25.05.2019 | Studie

GemeinwohlAtlas 2019 vorgestellt

Der GemeinwohlAtlas 2019 untersucht anhand einer repräsentativen Umfrage den Gemeinwohlbeitrag von Organisationen und Unternehmen.

Hinter dem Projekt steht das Team des Dr. Arend Oetker Lehrstuhl für Wirtschaftspsychologie und Führung der HHL Leipzig Graduate School of Management in Kooperation mit dem Center for Leadership and Values in Society der Universität St. Gallen (CLVS-HSG).

Sozial- und Hilfswerke in der Spitzengruppe

Bemerkenswert sei insgesamt, so die Initiatoren, wie stabil viele Unternehmen in den Augen der Bevölkerung ihren Gemeinwohlbeitrag leisten. Die Mehrheit erhält hier ein großes Kompliment. In der Spitzengruppe befinden sich 52 Organisationen. Insbesondere die, für die Bundesrepublik so typischen, großen „Sozial- und Hilfswerke“, wie etwa Technisches Hilfswerk, Rotes Kreuz, Weisser Ring, Johanniter-Unfall-Hilfe, Malteser, ASB, dominieren die Spitzengruppe.
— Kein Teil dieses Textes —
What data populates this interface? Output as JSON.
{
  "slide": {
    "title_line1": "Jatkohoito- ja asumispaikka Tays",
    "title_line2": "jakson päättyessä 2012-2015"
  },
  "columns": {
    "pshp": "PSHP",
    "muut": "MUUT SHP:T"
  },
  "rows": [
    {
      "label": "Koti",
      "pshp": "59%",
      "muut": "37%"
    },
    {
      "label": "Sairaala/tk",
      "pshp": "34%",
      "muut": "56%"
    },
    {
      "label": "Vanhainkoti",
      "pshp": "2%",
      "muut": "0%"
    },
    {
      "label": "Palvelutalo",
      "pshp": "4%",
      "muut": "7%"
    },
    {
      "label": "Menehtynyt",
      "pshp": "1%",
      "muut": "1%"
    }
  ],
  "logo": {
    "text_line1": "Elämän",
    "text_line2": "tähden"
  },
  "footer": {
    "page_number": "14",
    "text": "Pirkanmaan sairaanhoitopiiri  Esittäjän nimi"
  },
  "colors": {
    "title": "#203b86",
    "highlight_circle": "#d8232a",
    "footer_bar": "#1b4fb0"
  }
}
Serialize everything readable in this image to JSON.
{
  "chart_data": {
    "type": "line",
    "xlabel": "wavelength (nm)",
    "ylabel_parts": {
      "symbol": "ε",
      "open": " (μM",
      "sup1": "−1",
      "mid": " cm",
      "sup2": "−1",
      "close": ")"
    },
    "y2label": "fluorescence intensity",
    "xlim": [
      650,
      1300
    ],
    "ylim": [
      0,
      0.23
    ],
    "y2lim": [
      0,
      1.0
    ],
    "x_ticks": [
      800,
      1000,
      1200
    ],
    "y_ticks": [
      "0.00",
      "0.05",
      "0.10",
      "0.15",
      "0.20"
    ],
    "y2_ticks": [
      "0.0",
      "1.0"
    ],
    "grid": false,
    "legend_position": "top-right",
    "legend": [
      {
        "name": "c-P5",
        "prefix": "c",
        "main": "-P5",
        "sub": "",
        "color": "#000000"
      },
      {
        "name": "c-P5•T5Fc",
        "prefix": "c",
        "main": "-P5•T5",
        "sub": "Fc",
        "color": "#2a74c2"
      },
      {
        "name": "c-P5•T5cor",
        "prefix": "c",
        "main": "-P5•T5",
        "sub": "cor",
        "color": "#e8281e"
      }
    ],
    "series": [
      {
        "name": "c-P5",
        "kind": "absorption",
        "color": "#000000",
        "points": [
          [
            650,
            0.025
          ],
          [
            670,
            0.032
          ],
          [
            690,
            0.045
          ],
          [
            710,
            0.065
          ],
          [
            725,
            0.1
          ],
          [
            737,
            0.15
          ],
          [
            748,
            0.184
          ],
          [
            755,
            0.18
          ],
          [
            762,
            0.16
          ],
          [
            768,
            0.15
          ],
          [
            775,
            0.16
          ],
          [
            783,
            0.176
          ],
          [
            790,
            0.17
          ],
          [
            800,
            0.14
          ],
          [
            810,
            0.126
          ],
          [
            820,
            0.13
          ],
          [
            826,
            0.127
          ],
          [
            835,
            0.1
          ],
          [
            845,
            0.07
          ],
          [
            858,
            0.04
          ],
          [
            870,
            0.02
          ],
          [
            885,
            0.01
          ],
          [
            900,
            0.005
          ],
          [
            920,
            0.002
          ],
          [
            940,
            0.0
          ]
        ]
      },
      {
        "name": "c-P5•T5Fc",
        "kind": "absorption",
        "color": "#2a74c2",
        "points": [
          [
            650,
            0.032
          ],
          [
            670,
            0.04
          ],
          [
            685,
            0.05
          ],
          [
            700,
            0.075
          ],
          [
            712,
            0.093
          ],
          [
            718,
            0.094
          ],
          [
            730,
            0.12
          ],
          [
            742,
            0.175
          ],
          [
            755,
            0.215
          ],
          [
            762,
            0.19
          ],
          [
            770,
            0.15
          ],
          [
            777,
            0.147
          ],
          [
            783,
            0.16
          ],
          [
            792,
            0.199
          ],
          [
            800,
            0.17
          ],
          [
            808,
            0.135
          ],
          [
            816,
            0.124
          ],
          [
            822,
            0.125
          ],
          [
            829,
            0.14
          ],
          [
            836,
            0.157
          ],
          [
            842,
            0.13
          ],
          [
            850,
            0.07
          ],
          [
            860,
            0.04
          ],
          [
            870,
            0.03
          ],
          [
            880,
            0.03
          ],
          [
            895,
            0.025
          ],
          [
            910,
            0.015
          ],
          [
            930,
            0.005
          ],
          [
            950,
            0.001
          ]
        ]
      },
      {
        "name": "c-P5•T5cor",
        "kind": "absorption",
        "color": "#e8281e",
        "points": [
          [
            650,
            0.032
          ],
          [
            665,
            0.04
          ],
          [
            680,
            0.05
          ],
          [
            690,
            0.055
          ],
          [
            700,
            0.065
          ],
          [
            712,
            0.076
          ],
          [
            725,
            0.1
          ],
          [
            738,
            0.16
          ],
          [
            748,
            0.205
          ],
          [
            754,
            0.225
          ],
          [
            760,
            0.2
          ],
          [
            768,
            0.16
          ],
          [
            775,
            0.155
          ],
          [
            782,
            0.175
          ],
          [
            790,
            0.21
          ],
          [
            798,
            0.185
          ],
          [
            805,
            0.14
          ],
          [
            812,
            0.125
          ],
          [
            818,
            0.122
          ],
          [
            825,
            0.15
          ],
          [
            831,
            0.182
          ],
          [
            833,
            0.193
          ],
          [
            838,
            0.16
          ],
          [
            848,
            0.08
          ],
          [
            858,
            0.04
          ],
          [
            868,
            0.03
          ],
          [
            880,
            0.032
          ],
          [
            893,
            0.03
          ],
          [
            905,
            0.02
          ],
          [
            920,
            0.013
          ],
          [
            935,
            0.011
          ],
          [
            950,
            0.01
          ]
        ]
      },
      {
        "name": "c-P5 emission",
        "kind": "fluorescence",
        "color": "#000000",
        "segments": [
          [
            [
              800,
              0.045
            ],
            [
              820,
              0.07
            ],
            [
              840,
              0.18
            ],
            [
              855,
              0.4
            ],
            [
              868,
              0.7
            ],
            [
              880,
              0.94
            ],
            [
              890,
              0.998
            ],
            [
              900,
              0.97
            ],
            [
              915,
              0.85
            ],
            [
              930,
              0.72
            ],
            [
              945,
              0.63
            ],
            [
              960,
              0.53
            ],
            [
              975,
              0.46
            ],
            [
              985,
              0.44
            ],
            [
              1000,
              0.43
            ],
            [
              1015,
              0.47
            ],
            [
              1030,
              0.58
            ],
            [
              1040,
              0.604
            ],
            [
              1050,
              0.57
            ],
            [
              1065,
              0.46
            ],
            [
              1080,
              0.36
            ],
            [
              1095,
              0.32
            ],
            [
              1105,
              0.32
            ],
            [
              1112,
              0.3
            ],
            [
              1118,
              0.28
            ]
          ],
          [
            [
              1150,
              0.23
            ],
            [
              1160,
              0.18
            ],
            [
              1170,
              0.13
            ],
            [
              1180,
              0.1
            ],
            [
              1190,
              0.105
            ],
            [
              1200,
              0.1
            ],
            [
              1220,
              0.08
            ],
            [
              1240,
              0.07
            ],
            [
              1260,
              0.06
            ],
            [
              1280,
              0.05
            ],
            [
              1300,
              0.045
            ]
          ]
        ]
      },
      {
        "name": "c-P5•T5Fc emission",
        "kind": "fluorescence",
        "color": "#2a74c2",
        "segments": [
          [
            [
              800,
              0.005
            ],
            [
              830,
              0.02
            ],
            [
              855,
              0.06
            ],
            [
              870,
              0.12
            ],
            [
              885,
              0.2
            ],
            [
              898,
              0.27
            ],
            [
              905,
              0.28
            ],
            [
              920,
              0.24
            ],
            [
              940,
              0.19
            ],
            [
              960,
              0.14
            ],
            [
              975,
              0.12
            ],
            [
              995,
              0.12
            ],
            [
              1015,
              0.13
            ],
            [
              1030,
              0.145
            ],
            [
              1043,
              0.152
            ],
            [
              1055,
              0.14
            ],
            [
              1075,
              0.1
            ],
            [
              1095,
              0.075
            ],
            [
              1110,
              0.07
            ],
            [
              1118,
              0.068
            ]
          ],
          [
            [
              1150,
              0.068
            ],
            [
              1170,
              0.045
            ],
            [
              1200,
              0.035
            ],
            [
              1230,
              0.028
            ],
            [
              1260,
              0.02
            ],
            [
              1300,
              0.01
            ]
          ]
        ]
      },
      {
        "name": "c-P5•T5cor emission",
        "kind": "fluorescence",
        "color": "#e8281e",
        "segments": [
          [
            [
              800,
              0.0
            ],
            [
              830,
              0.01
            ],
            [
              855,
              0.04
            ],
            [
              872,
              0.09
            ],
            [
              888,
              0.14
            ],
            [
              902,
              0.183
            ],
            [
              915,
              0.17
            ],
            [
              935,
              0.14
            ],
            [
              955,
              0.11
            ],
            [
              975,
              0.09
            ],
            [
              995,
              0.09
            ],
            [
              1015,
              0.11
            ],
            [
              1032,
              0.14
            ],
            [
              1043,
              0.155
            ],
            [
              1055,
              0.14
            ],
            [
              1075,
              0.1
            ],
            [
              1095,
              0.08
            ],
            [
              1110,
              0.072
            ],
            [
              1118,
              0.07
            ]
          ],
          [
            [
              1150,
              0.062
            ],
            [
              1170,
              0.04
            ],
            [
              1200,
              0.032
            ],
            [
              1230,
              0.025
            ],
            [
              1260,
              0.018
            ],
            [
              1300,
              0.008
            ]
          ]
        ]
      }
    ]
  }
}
Gewinner und Verlierer bei den profitorientierten Unternehmen

Zu den Spitzenreitern der profitorientierten Unternehmen zählen Carl Zeiss, die Süddeutsche Zeitung, dm-drogerie Markt, Miele und die Frankfurter Allgemeine Zeitung. Gewinner im Vergleich zum GemeinwohlAtlas 2015 ist der ADAC. Dieser scheint seine Vertrauenskrise nach den Betrugsfällen überwunden zu haben und legt in seinem wahrgenommenen Gemeinwohlbeitrag um über 11 Prozent zu. Auch Lidl (~8 Prozent), Amazon (~6 Prozent) und McDonald´s (~6 Prozent) schneiden im Ranking besser ab als 2015. Neben Volkswagen (-33 Prozent), haben im Vergleich zu 2015 vor allem Audi AG (-23 Prozent), Nestlé (-20 Prozent), Bayer AG (-17 Prozent) und der DFB (-16 Prozent) im Ranking massiv eingebüßt.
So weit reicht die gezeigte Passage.